As the highly contagious omicron variant takes hold in New Jersey the number of new positive COVID cases is continuing to spike and hospitalizations are steadily climbing, but symptoms in those who are vaccinated and boosted are generally milder than earlier strains of the virus.
Rutgers University epidemiologist and infectious disease expert Dr. Stanley H. Weiss said omicron still poses a significant risk, and he rejected the idea that getting infected with omicron could be beneficial in the sense that it would help to build broader immunity in the population.
Omicron is still dangerous
He pointed out “some of those who are now becoming infected with omicron are very young children who don’t have protection against it and many of them are becoming ill.”
He said we don’t know for sure but “it looks like omicron may have a higher rate of disease in young kids than the other variants.”
He said if you’re vaccinated and boosted, you do get some protection against a breakthrough infection, “but even more so with the booster you get excellent protection against your illness progressing.”
Questions about immunity
Some early studies from South Africa indicate “omicron does not do very much to broaden your immunity and, in fact, there are even people who got second cases of omicron, so it doesn’t look like it induces great immune protection," he said.
Weiss said it's difficult to make definitive statements about COVID variants.
“The SARS CoV-2 virus has been managing to surprise most of the world over the last two years in finding new ways to play havoc with us.
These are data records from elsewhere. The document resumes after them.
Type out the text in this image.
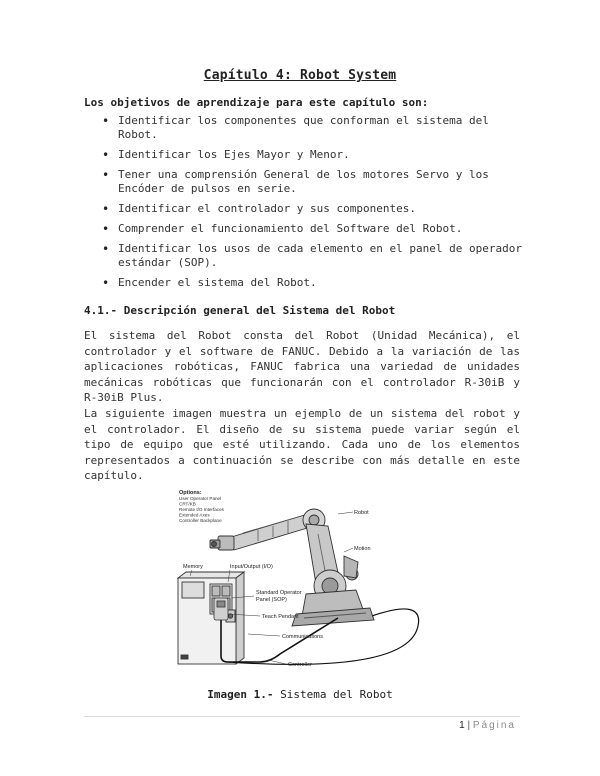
Capítulo 4: Robot System
Los objetivos de aprendizaje para este capítulo son:
• Identificar los componentes que conforman el sistema del Robot.
• Identificar los Ejes Mayor y Menor.
• Tener una comprensión General de los motores Servo y los Encóder de pulsos en serie.
• Identificar el controlador y sus componentes.
• Comprender el funcionamiento del Software del Robot.
• Identificar los usos de cada elemento en el panel de operador estándar (SOP).
• Encender el sistema del Robot.
4.1.- Descripción general del Sistema del Robot

El sistema del Robot consta del Robot (Unidad Mecánica), el controlador y el software de FANUC. Debido a la variación de las aplicaciones robóticas, FANUC fabrica una variedad de unidades mecánicas robóticas que funcionarán con el controlador R-30iB y R-30iB Plus.

La siguiente imagen muestra un ejemplo de un sistema del robot y el controlador. El diseño de su sistema puede variar según el tipo de equipo que esté utilizando. Cada uno de los elementos representados a continuación se describe con más detalle en este capítulo.

Options:
User Operator Panel
CRT/KB
Remote I/O Interfaces
Extended Axes
Controller Backplane
Robot
Motion
Memory	Input/Output (I/O)
Standard Operator
Panel (SOP)
Teach Pendant
Communications
Controller
Imagen 1.- Sistema del Robot
1 | Página
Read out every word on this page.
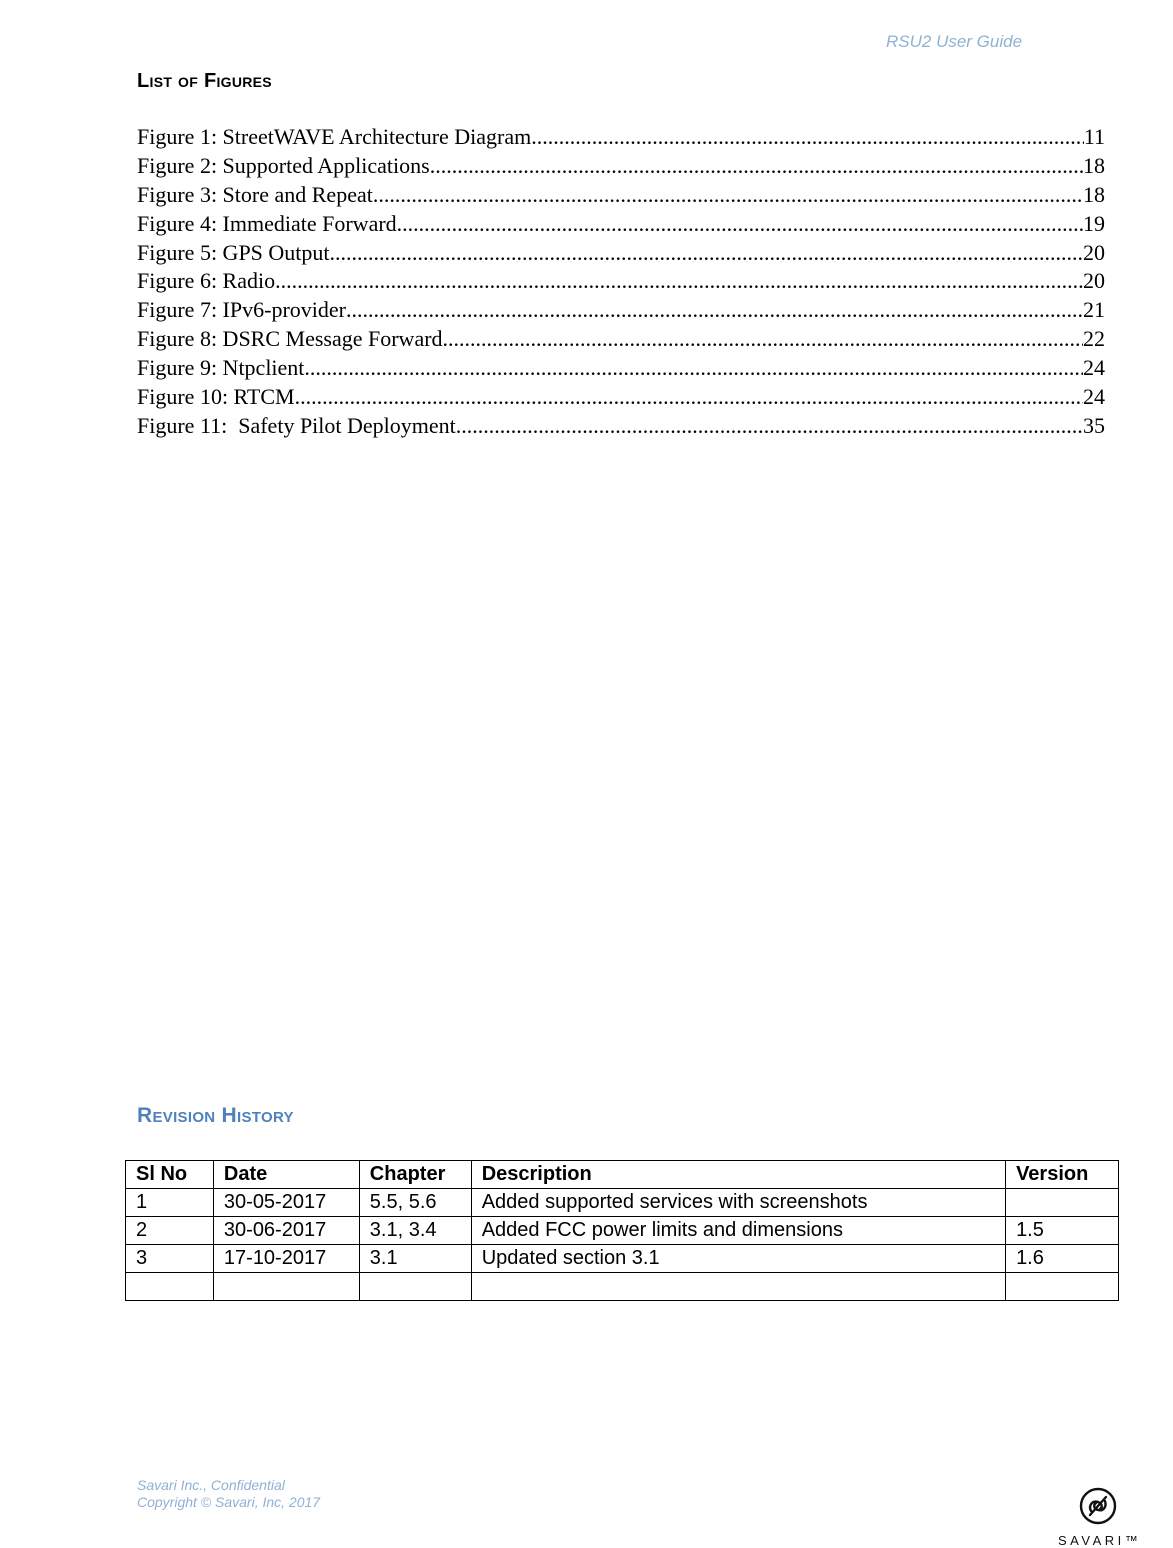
RSU2 User Guide
List of Figures
Figure 1: StreetWAVE Architecture Diagram .....	11
Figure 2: Supported Applications .....	18
Figure 3: Store and Repeat .....	18
Figure 4: Immediate Forward .....	19
Figure 5: GPS Output .....	20
Figure 6: Radio .....	20
Figure 7: IPv6-provider .....	21
Figure 8: DSRC Message Forward .....	22
Figure 9: Ntpclient .....	24
Figure 10: RTCM .....	24
Figure 11:  Safety Pilot Deployment .....	35
Revision History
Sl No	Date	Chapter	Description	Version
1	30-05-2017	5.5, 5.6	Added supported services with screenshots	
2	30-06-2017	3.1, 3.4	Added FCC power limits and dimensions	1.5
3	17-10-2017	3.1	Updated section 3.1	1.6

Savari Inc., Confidential
Copyright © Savari, Inc, 2017
SAVARI™
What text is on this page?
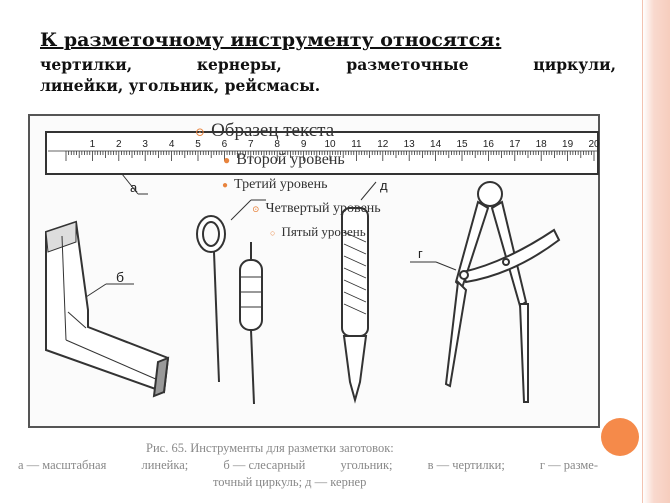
К разметочному инструменту относятся:
чертилки,	кернеры,	разметочные	циркули,
линейки, угольник, рейсмасы.
1 2 3 4 5 6 7 8 9 10 11 12 13 14 15 16 17 18 19 20
а
б
д
г
⊙ Образец текста
● Второй уровень
● Третий уровень
⊙ Четвертый уровень
○ Пятый уровень
Рис. 65. Инструменты для разметки заготовок:
а — масштабная	линейка;	б — слесарный	угольник;	в — чертилки;	г — разме-
точный циркуль; д — кернер
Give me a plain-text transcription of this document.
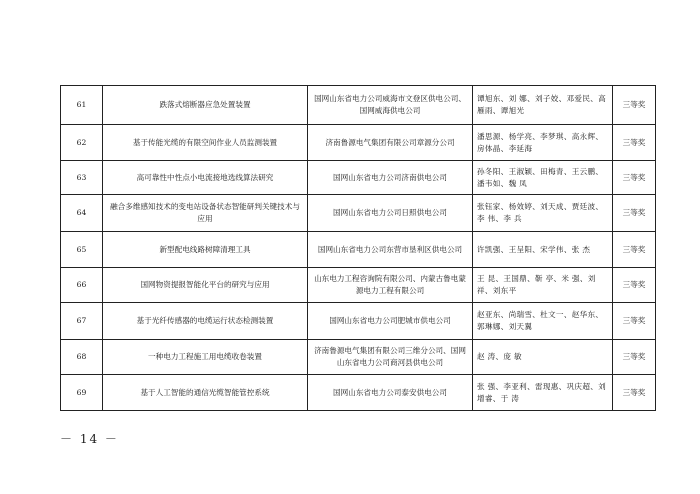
61	跌落式熔断器应急处置装置	国网山东省电力公司威海市文登区供电公司、国网威海供电公司	谭旭东、刘 娜、刘子姣、邓爱民、高雁雨、谭旭光	三等奖
62	基于传能光缆的有限空间作业人员监测装置	济南鲁源电气集团有限公司章源分公司	潘思源、杨学亮、李梦琪、高永辉、房体晶、李延海	三等奖
63	高可靠性中性点小电流接地选线算法研究	国网山东省电力公司济南供电公司	孙冬阳、王淑颖、田梅青、王云鹏、潘韦如、魏 凤	三等奖
64	融合多维感知技术的变电站设备状态智能研判关键技术与应用	国网山东省电力公司日照供电公司	张钰家、杨效婷、刘天成、贾廷波、李 伟、李 兵	三等奖
65	新型配电线路树障清理工具	国网山东省电力公司东营市垦利区供电公司	许凯强、王呈阳、宋学伟、张 杰	三等奖
66	国网物资提报智能化平台的研究与应用	山东电力工程咨询院有限公司、内蒙古鲁电蒙源电力工程有限公司	王 昆、王国鼎、靳 亭、米 强、刘 祥、刘东平	三等奖
67	基于光纤传感器的电缆运行状态检测装置	国网山东省电力公司肥城市供电公司	赵亚东、尚瑞雪、杜文一、赵华东、郭琳娜、刘天翼	三等奖
68	一种电力工程施工用电缆收卷装置	济南鲁源电气集团有限公司三维分公司、国网山东省电力公司商河县供电公司	赵 涛、庞 敏	三等奖
69	基于人工智能的通信光缆智能管控系统	国网山东省电力公司泰安供电公司	张 强、李亚利、雷现惠、巩庆超、刘增睿、于 涛	三等奖
－ 14 －
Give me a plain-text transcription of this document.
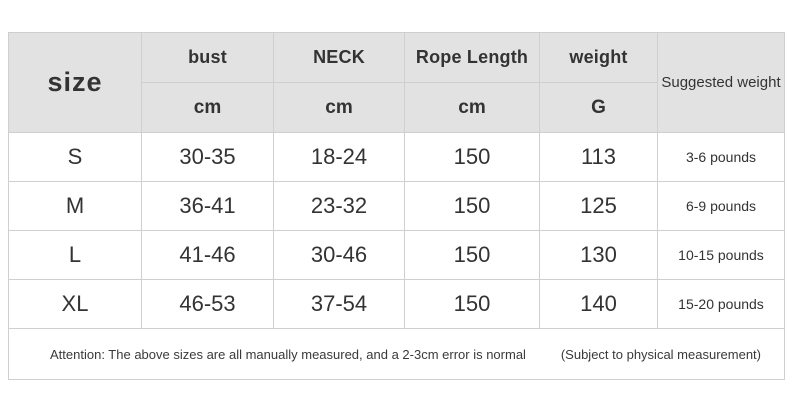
size	bust	NECK	Rope Length	weight	Suggested weight
	cm	cm	cm	G	
S	30-35	18-24	150	113	3-6 pounds
M	36-41	23-32	150	125	6-9 pounds
L	41-46	30-46	150	130	10-15 pounds
XL	46-53	37-54	150	140	15-20 pounds

Attention: The above sizes are all manually measured, and a 2-3cm error is normal (Subject to physical measurement)					
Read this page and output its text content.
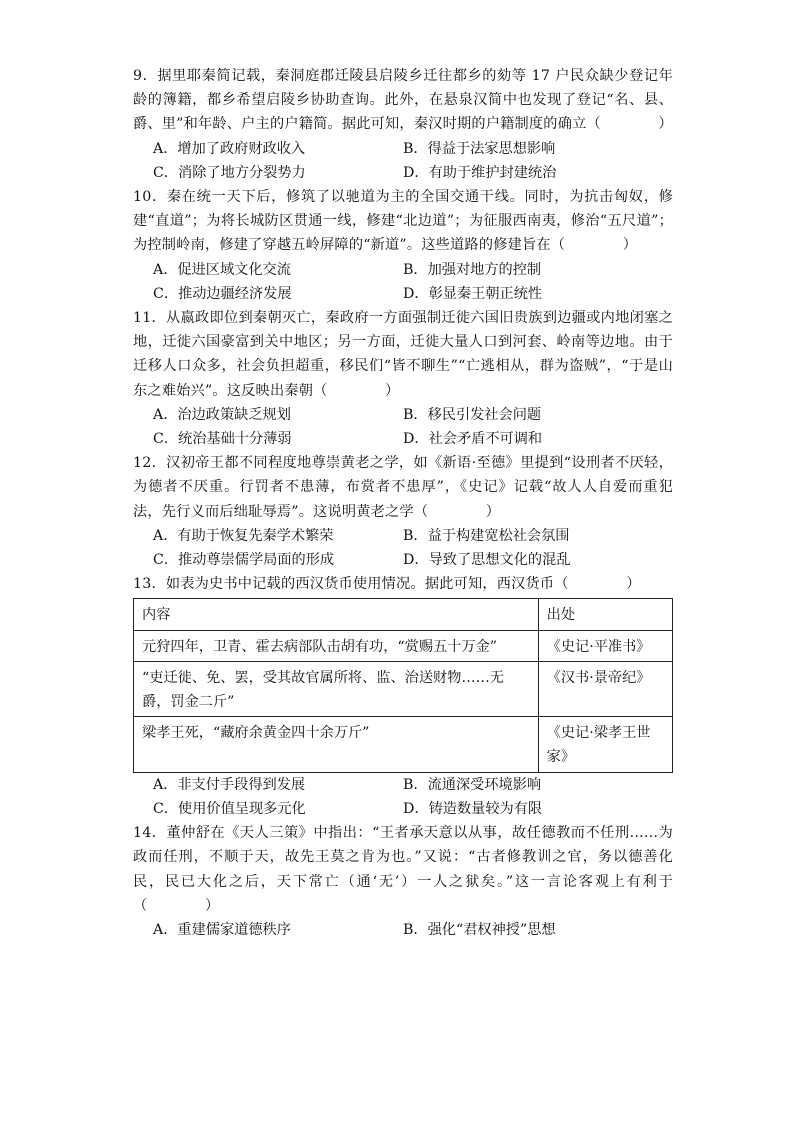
9．据里耶秦简记载，秦洞庭郡迁陵县启陵乡迁往都乡的劾等 17 户民众缺少登记年龄的簿籍，都乡希望启陵乡协助查询。此外，在悬泉汉简中也发现了登记“名、县、爵、里”和年龄、户主的户籍简。据此可知，秦汉时期的户籍制度的确立（　　　　）

A．增加了政府财政收入	B．得益于法家思想影响
C．消除了地方分裂势力	D．有助于维护封建统治

10．秦在统一天下后，修筑了以驰道为主的全国交通干线。同时，为抗击匈奴，修建“直道”；为将长城防区贯通一线，修建“北边道”；为征服西南夷，修治“五尺道”；为控制岭南，修建了穿越五岭屏障的“新道”。这些道路的修建旨在（　　　　）

A．促进区域文化交流	B．加强对地方的控制
C．推动边疆经济发展	D．彰显秦王朝正统性

11．从嬴政即位到秦朝灭亡，秦政府一方面强制迁徙六国旧贵族到边疆或内地闭塞之地，迁徙六国豪富到关中地区；另一方面，迁徙大量人口到河套、岭南等边地。由于迁移人口众多，社会负担超重，移民们“皆不聊生”“亡逃相从，群为盗贼”，“于是山东之难始兴”。这反映出秦朝（　　　　）

A．治边政策缺乏规划	B．移民引发社会问题
C．统治基础十分薄弱	D．社会矛盾不可调和

12．汉初帝王都不同程度地尊崇黄老之学，如《新语·至德》里提到“设刑者不厌轻，为德者不厌重。行罚者不患薄，布赏者不患厚”，《史记》记载“故人人自爱而重犯法，先行义而后绌耻辱焉”。这说明黄老之学（　　　　）

A．有助于恢复先秦学术繁荣	B．益于构建宽松社会氛围
C．推动尊崇儒学局面的形成	D．导致了思想文化的混乱

13．如表为史书中记载的西汉货币使用情况。据此可知，西汉货币（　　　　）

内容	出处
元狩四年，卫青、霍去病部队击胡有功，“赏赐五十万金”	《史记·平准书》
“吏迁徙、免、罢，受其故官属所将、监、治送财物……无爵，罚金二斤”	《汉书·景帝纪》
梁孝王死，“藏府余黄金四十余万斤”	《史记·梁孝王世家》
A．非支付手段得到发展	B．流通深受环境影响
C．使用价值呈现多元化	D．铸造数量较为有限

14．董仲舒在《天人三策》中指出：“王者承天意以从事，故任德教而不任刑……为政而任刑，不顺于天，故先王莫之肯为也。”又说：“古者修教训之官，务以德善化民，民已大化之后，天下常亡（通‘无’）一人之狱矣。”这一言论客观上有利于（　　　　）

A．重建儒家道德秩序	B．强化“君权神授”思想
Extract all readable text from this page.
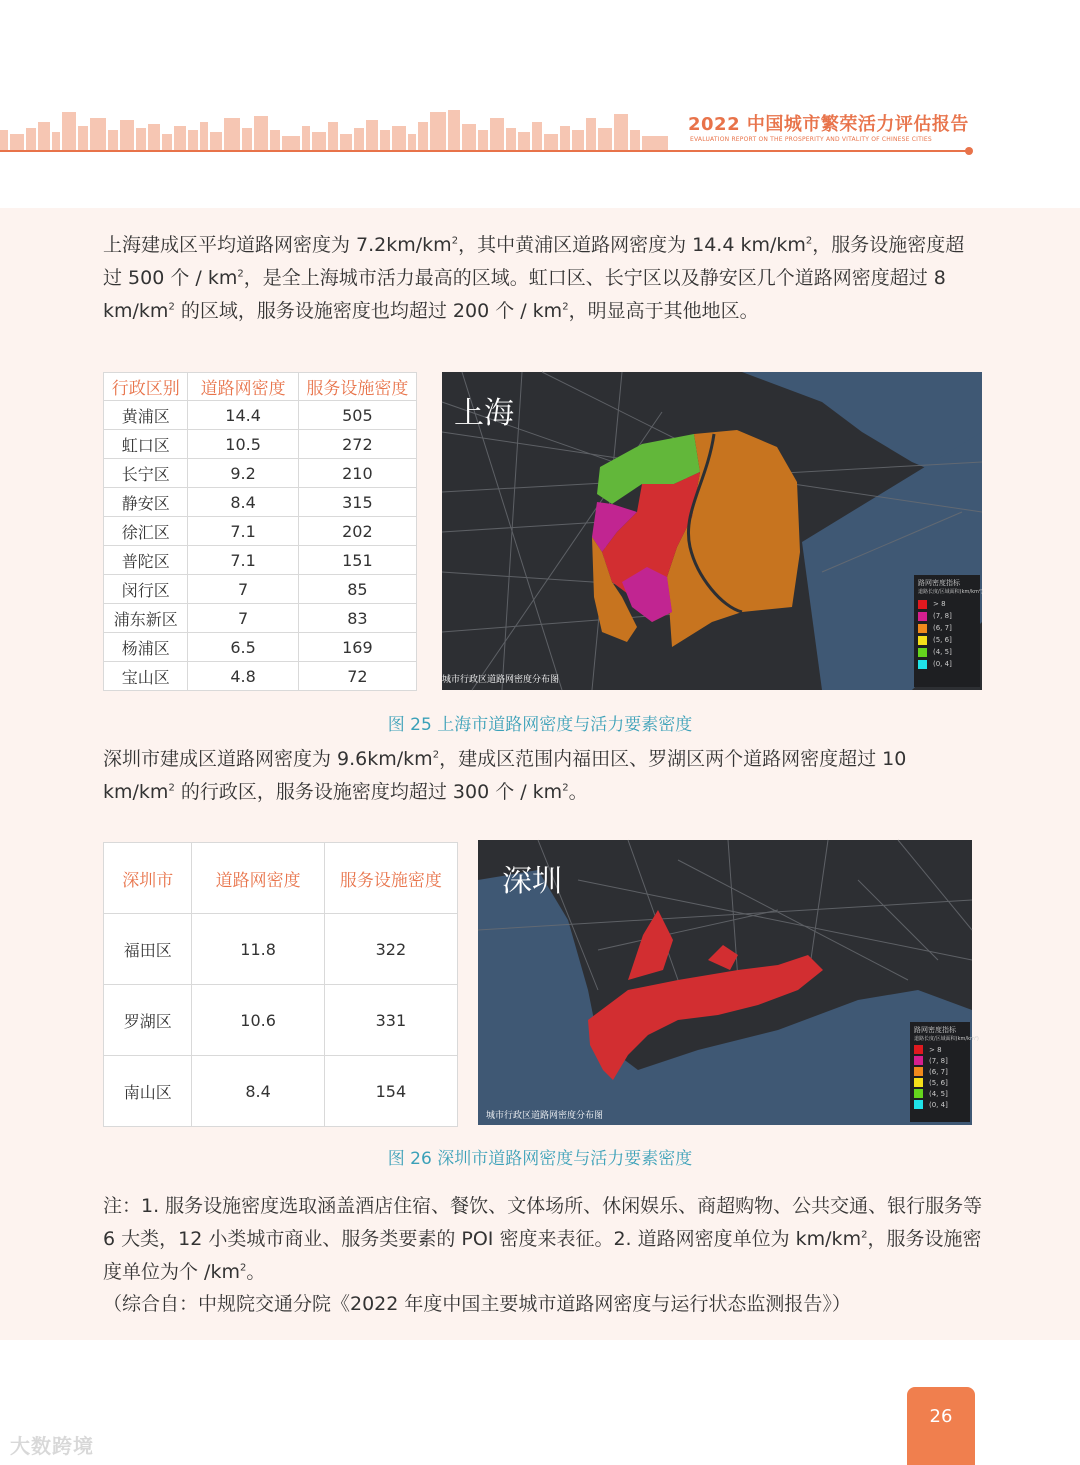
2022 中国城市繁荣活力评估报告
EVALUATION REPORT ON THE PROSPERITY AND VITALITY OF CHINESE CITIES
上海建成区平均道路网密度为 $7.2km/km^2$，其中黄浦区道路网密度为 14.4 $km/km^2$，服务设施密度超过 500 个 / $km^2$，是全上海城市活力最高的区域。虹口区、长宁区以及静安区几个道路网密度超过 8 $km/km^2$ 的区域，服务设施密度也均超过 200 个 / $km^2$，明显高于其他地区。
行政区别	道路网密度	服务设施密度
黄浦区	14.4	505
虹口区	10.5	272
长宁区	9.2	210
静安区	8.4	315
徐汇区	7.1	202
普陀区	7.1	151
闵行区	7	85
浦东新区	7	83
杨浦区	6.5	169
宝山区	4.8	72
上海
城市行政区道路网密度分布图
路网密度指标
道路长度/区域面积(km/km²)
> 8
(7, 8]
(6, 7]
(5, 6]
(4, 5]
(0, 4]
图 25 上海市道路网密度与活力要素密度
深圳市建成区道路网密度为 $9.6km/km^2$，建成区范围内福田区、罗湖区两个道路网密度超过 10 $km/km^2$ 的行政区，服务设施密度均超过 300 个 / $km^2$。
深圳市	道路网密度	服务设施密度
福田区	11.8	322
罗湖区	10.6	331
南山区	8.4	154
深圳
城市行政区道路网密度分布图
路网密度指标
道路长度/区域面积(km/km²)
> 8
(7, 8]
(6, 7]
(5, 6]
(4, 5]
(0, 4]
图 26 深圳市道路网密度与活力要素密度
注：1. 服务设施密度选取涵盖酒店住宿、餐饮、文体场所、休闲娱乐、商超购物、公共交通、银行服务等 6 大类，12 小类城市商业、服务类要素的 POI 密度来表征。2. 道路网密度单位为 $km/km^2$，服务设施密度单位为个 $/km^2$。
（综合自：中规院交通分院《2022 年度中国主要城市道路网密度与运行状态监测报告》）
26
大数跨境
We’re all tired of it but it is not going to disappear any time soon,” he said.
He strongly recommended those who are not vaccinated to begin their two-shot series immediately and get their booster shot six months after their second shot.
Vaccine without a shot
He noted efforts continue to develop vaccines that are delivered intranasally, which could do a better job of stopping the spread of the virus in the body.
He predicted moving forward there will be “other variants brewing that will give us trouble, particularly over the next 6 to 12 months.”